How did you become involved in AJHA?
I earned my PhD in American Studies from NYU. While I was researching conservative media activism, I was unfamiliar with AJHA or journalism history as a field. In 2016 I attended the Joint Journalism and Communication History Conference because it was hosted by the NYU Journalism, which just so happened to be located in the same building as my department. That’s where I first learned about AJHA, and where I first met Anthony Nadler (with whom I’d later edited the book News on the Right).
Why are you a journalism historian?
Much of what I study wouldn’t be considered “journalism” to many, perhaps most, in our field. I’m primarily concerned with right-wing media, and how the modern conservative movement in the United States cultivated a critical disposition toward the press. The book I’m currently writing for Columbia University Press, Making the Liberal Media, is less about the press than about the long history of right-wing antipathy towards it. Over the course of my research, I realized that what counts as journalism is often in the eye of the beholder. While many may (rightly) consider right-wing media as propaganda, its audiences often experience it as news. As I’ve written in American Journalism, I see journalism history as a study of what Raymond Williams once called “structures of feeling,” or the dialectic between how people experience reality and more formal or systematic notions of what’s true.
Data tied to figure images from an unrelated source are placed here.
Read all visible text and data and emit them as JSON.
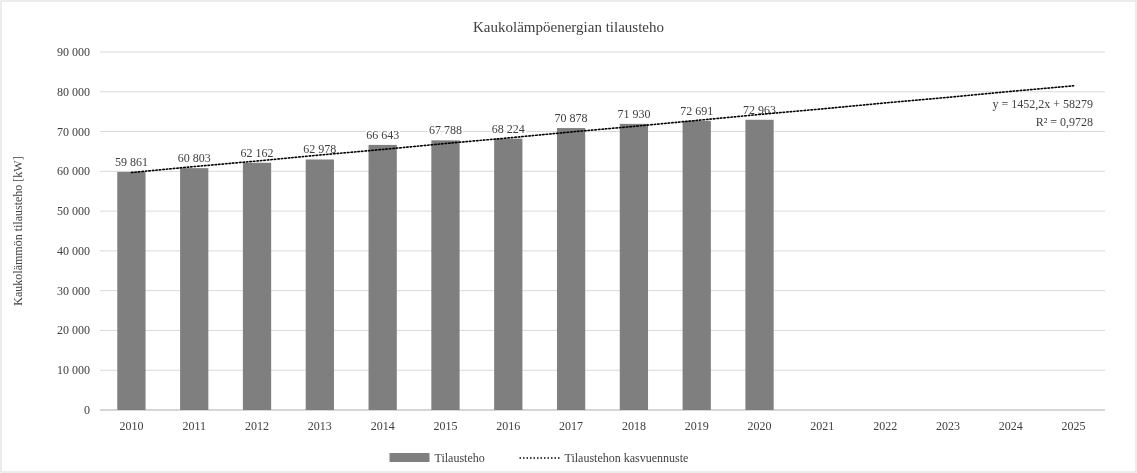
{
  "chart_data": {
    "type": "bar",
    "title": "Kaukolämpöenergian tilausteho",
    "ylabel": "Kaukolämmön tilausteho [kW]",
    "categories": [
      "2010",
      "2011",
      "2012",
      "2013",
      "2014",
      "2015",
      "2016",
      "2017",
      "2018",
      "2019",
      "2020",
      "2021",
      "2022",
      "2023",
      "2024",
      "2025"
    ],
    "series": [
      {
        "name": "Tilausteho",
        "color": "#7f7f7f",
        "values": [
          59861,
          60803,
          62162,
          62978,
          66643,
          67788,
          68224,
          70878,
          71930,
          72691,
          72963,
          null,
          null,
          null,
          null,
          null
        ],
        "value_labels": [
          "59 861",
          "60 803",
          "62 162",
          "62 978",
          "66 643",
          "67 788",
          "68 224",
          "70 878",
          "71 930",
          "72 691",
          "72 963",
          null,
          null,
          null,
          null,
          null
        ]
      },
      {
        "name": "Tilaustehon kasvuennuste",
        "type": "line",
        "color": "#000000",
        "line_style": "dotted",
        "values": [
          59700,
          61200,
          62600,
          64100,
          65500,
          67000,
          68400,
          69900,
          71300,
          72800,
          74300,
          75700,
          77200,
          78600,
          80100,
          81500
        ]
      }
    ],
    "ylim": [
      0,
      90000
    ],
    "yticks": [
      {
        "value": 0,
        "label": "0"
      },
      {
        "value": 10000,
        "label": "10 000"
      },
      {
        "value": 20000,
        "label": "20 000"
      },
      {
        "value": 30000,
        "label": "30 000"
      },
      {
        "value": 40000,
        "label": "40 000"
      },
      {
        "value": 50000,
        "label": "50 000"
      },
      {
        "value": 60000,
        "label": "60 000"
      },
      {
        "value": 70000,
        "label": "70 000"
      },
      {
        "value": 80000,
        "label": "80 000"
      },
      {
        "value": 90000,
        "label": "90 000"
      }
    ],
    "grid": "y",
    "legend": "bottom",
    "annotations": [
      "y = 1452,2x + 58279",
      "R² = 0,9728"
    ]
  }
}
In short: I’m interested in how people, particularly conservatives, have experienced the news of the day throughout history. This focus allows me to see an ongoing battle for credibility over who has the authority to tell the “true” story of public life, a battle often overlooked by scholars operating under traditional normative understandings of what counts as “journalism.”
Why should we care?
Our field is dwindling. History departments are being defunded, and journalism department lines for historians are few and far between. Declining funding and accelerated time-to-degree expectations are making it difficult for graduate students to justify dissertations that involved time consuming (and often costly) archival research projects. The long-term survival of journalism history requires adopting a capacious definition of terms and a welcoming disposition. If a weirdo with a PhD in American Studies and a bizarre fixation with right-wing propaganda can find a home in “journalism history,” anybody can.
What’s the weirdest thing you’ve found in the archives?
Phone sex transcripts at the Ronald Reagan Presidential Library. I was in Simi Valley researching the Reagan administration’s repeal of the Fairness Doctrine. I stumbled across a folder marked “Pornography,” and couldn’t resist taking a peek. Apparently, some anti-porn crusaders had documented their 900-number calls in an attempt to get the Reagan administration to shut them down. My favorite transcript begins “Hello you miserable worm. This is Mistress Sharon from page 34 of High Society. I knew you would call. You just can’t get enough, can you…”
What hobbies/interests do you have outside of academia?
I’ve never had a hobby. When given the opportunity, I enjoy: travel, hiking, making people laugh, conspiring (non-criminal), organizing (political), performing high-concept punk rock (hype-man), washing dishes, and Werner Herzog.
A.J. Bauer is an assistant professor in the Department of Journalism and Creative Media at the University of Alabama.